Assessing the impacts of transit systems and urban street features on bike-sharing ridership: A graph-based spatiotemporal analysis and prediction model

Accurate analysis and forecasting of bike-sharing ridership, particularly accounting for the effects of urban street features and public transit systems, is vital for optimizing system design, improving operational efficiency, and promoting multimodal integration in urban transport. However, existing models focus more on spatiotemporal pattern analysis and prediction accuracy improvement, often overlooking the role of transit effects and street characteristics. This gap limits our understanding of their interplay and forces a trade-off between accuracy and interpretability. This study presented a graph-based modeling framework that incorporated spatiotemporal bike-sharing data with transit networks and schedules, street view imagery, demographics, built environment metrics, points of interest, and weather conditions to both analyze and predict ridership patterns and their underlying causes. This framework leveraged the predictive power of machine learning, the interpretability of manually extracted features, and the availability of data for these factors, particularly integrating transit networks and schedules to represent transit-related effects. We first employed Spatial Vector Autoregressive Lasso and graph-based models to identify key temporal variables, capture spatial dependencies, and extract spatiotemporal graph attributes. These were combined with other contextual variables and fed into an eXtreme Gradient Boosting (XGBoost) model to elucidate factor-ridership relationships and predict bike-sharing ridership. Using 2019 Capital Bikeshare trip data from Washington D.C., our results showed that incorporating transit and street features greatly improved ridership prediction performance, especially during rush hours and in high-demand areas. This implied strong connections among bike-sharing usage, public transit systems, and street forms. Notably, bike stations within 100 m of bus stops and 50 m of metro stops often showed higher ridership.
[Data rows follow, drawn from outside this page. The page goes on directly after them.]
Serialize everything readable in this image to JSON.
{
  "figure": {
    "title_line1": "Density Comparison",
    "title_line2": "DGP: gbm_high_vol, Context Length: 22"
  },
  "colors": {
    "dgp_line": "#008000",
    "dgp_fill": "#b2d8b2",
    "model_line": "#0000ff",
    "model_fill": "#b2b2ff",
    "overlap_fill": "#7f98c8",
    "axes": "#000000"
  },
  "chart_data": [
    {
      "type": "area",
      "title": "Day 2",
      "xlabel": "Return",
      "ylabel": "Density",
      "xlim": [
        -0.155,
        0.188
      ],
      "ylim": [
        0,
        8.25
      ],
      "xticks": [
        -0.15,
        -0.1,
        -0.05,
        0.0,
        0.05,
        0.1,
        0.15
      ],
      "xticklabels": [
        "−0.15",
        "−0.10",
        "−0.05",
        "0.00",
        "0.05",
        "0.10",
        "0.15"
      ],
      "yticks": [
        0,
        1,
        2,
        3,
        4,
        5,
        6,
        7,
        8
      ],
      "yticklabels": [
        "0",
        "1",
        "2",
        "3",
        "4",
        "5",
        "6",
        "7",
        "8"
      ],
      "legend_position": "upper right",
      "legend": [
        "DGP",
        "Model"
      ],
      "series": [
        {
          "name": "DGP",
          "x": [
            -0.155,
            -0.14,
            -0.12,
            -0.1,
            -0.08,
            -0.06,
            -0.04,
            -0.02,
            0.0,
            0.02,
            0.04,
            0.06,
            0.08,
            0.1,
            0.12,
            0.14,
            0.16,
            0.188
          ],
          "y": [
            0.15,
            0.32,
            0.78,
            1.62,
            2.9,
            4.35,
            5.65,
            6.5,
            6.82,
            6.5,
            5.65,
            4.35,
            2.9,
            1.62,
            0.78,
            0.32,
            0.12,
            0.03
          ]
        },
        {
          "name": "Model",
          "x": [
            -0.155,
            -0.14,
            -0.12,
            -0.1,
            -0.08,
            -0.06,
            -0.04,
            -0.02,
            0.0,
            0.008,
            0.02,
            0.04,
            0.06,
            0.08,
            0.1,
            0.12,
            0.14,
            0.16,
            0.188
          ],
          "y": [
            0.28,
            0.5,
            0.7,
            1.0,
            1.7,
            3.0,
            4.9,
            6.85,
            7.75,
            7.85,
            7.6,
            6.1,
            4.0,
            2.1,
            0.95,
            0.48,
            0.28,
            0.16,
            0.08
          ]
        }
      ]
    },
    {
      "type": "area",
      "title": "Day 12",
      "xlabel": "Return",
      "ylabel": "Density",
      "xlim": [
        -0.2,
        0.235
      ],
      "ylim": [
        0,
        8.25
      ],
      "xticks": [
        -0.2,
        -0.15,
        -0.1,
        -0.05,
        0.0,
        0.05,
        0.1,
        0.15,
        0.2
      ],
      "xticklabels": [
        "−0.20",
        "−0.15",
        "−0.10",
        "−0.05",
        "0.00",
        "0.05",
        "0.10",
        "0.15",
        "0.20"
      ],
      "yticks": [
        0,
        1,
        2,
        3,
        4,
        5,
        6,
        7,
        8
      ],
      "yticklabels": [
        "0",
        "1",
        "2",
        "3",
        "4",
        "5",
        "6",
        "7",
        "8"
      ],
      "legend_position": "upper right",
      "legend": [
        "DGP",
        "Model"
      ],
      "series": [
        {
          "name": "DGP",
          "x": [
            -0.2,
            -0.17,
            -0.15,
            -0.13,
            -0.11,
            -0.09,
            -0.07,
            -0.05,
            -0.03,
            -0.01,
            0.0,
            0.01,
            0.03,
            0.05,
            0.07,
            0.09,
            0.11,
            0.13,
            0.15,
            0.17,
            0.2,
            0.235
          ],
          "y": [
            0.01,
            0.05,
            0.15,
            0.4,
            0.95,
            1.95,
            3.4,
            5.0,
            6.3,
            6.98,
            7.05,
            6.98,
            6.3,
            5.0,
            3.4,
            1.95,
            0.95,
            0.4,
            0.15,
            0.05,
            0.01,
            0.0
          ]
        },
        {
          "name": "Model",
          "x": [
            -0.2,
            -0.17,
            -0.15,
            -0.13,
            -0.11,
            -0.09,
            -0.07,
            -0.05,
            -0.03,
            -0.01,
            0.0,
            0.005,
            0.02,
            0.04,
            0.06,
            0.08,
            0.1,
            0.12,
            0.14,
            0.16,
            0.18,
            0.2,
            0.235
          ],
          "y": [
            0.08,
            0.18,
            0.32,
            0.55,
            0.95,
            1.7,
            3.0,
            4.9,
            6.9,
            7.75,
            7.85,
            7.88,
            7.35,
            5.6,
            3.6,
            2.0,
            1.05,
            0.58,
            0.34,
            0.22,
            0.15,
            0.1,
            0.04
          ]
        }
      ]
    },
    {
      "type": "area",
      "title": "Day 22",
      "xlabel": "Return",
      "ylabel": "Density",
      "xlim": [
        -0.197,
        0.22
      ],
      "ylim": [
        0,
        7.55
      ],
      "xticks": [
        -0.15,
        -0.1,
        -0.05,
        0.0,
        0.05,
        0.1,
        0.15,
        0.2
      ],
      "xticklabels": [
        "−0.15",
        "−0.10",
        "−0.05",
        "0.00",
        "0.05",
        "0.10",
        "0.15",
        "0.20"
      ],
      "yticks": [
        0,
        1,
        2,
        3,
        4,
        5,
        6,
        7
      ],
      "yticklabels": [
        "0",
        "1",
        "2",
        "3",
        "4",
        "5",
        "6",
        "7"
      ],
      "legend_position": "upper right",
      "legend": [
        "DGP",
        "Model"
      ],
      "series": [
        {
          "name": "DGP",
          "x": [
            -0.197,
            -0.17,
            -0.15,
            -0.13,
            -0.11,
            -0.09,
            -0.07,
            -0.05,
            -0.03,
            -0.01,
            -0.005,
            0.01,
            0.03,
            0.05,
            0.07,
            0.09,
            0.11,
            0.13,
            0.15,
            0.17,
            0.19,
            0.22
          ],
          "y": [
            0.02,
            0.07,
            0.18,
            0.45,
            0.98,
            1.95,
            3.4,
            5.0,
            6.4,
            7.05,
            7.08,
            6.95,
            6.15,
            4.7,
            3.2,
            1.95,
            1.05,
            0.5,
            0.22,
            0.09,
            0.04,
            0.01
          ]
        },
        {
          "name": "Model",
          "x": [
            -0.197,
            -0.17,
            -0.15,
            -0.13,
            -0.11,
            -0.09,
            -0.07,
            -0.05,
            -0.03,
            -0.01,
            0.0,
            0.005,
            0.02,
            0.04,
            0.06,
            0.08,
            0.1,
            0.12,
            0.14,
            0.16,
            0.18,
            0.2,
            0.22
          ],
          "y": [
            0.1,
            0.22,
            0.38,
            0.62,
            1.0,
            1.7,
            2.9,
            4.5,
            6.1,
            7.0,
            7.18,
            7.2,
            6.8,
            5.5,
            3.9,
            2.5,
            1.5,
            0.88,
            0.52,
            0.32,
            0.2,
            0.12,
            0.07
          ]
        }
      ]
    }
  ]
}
Bike stations located near major transit hubs, busy streets, traffic intersections, and open urban areas with fewer buildings also experienced greater shared bike use. These findings emphasize the need to integrate transit accessibility and urban street form data into micromobility planning and operation, offering actionable insights for optimizing station placement, rebalancing strategies, and system integration with public transport to advance more efficient and sustainable urban mobility.